Ненависть, презрение, любовь в прозе Лермонтова

Georgii V. Moskvin, Moscow State University

            В зрелом творчестве Лермонтова за словами «ненавидеть/ненависть», «презирать/презрение», «любить/любовь» закрепляются смыслы, выражающие систему взглядов писателя на проблемы отношения человек как индивидуум и мир людей. Впервые эти слова появляются в 1-ой главе «Вадима» в размышлении главного героя. В нем устанавливается начальное для романа отношение Вадима к людям и высказывается взгляд на положение, или статус, человека в иерархии мироздания.    

            Система ненависть—презрение—любовь в начала романа «Вадим» задается как сюжетно-смысловая проекция произведения, т.е. презрение или любовь должны стать в конце альтернативным ненависти определяющим типом мироотношения героя. Проблема отношения к миру в «Вадиме» переводится в сферу этическую и нравственную; речь идет об отношении между людьми, следовательно, намечается тенденция к разрушению романтических жанрово-стилевых стереотипов.

            Ненависть в сестеме Лермонтова приобретает значение резкой дисгармонии человека и мира и получает статус исходного отношения к миру, при этом ненависть становится обзятельным условием преодоления дисгармонии. Презрение называет отношения, пропитывающие все жизненное поле, или среду существования, человека. Любовь является высшей целью, определяющей его стремление к благу.

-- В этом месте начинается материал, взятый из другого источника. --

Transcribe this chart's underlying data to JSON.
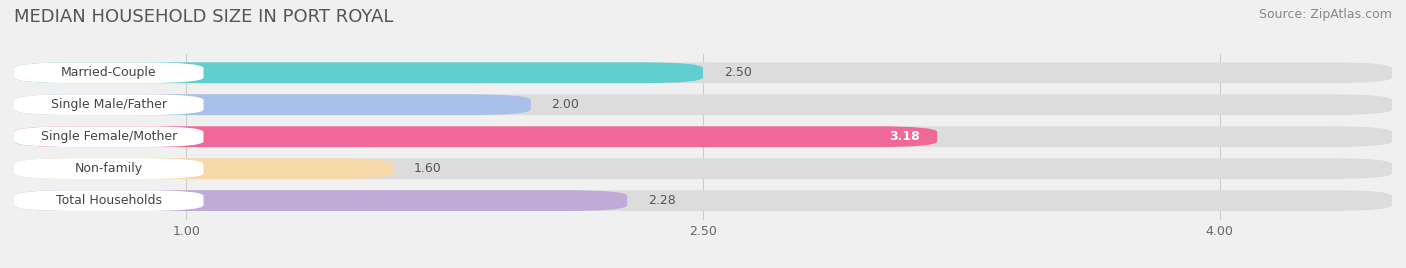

            Названная проблематика не получает продолжения в «Княгине Лиговской», поскольку для ее выражения требуется особое сочетание сюжетной интриги и среды ее осуществления, с одной стороны, и этико-философского, экзистенциального подтекста — с другой.

            Мотивы ненависти, презрения и любви, складывавшиеся у Лермонтова на протяжении нескольких лет в фундаментальную мировозренческую систему, нуждались в адекватном художественном воплощении, что и осуществляется в четвертой повести «Героя нашего времени» — «Княжна Мери». Лермонтов находит прием, позволяющий включить интеллектуальный, мировоззренческий план в художественный дискурс таким образом, что взгляды писателя не манифестируются в тексте прямо, как это было раньше, и не могут быть понятны вне их художественного выражения. Фразы Грушницского и Печорина в начале повести («Мой милый, я ненавижу людей для того, чтобы не презирать их, ибо иначе жизнь была бы слишком отвратительным фарсом» и «Мой милый, я призираю женщин для того, чтобы их не любить, ибо иначе жизнь была бы слишком смехотворной мелодрамой»), сказанные по-французски, отмечают завязку интриги и определяют жанрово-стилевую, событийную и мировоззренческую перспективу развития сюжета. Рассматриваемая проблематика, таким образом, получила свое концентрированное идейное и художественное выражение и обрела системную строгость и завершенность. Отношения ненависть—любовь преставили глубинную структуру смысла повести, атмосферой презрения проникнут «внешний» сюжет. Нравственно-философский аспект этой проблематики формулируется в следующем обобщении: Жизнь людей в презрении проходит вне понимания антиномий ненависть/небытие—любовь/бытие, поэтому и человек, живущий в презрении, оказывается посторонним, т.е. вне выбора «за» или «против».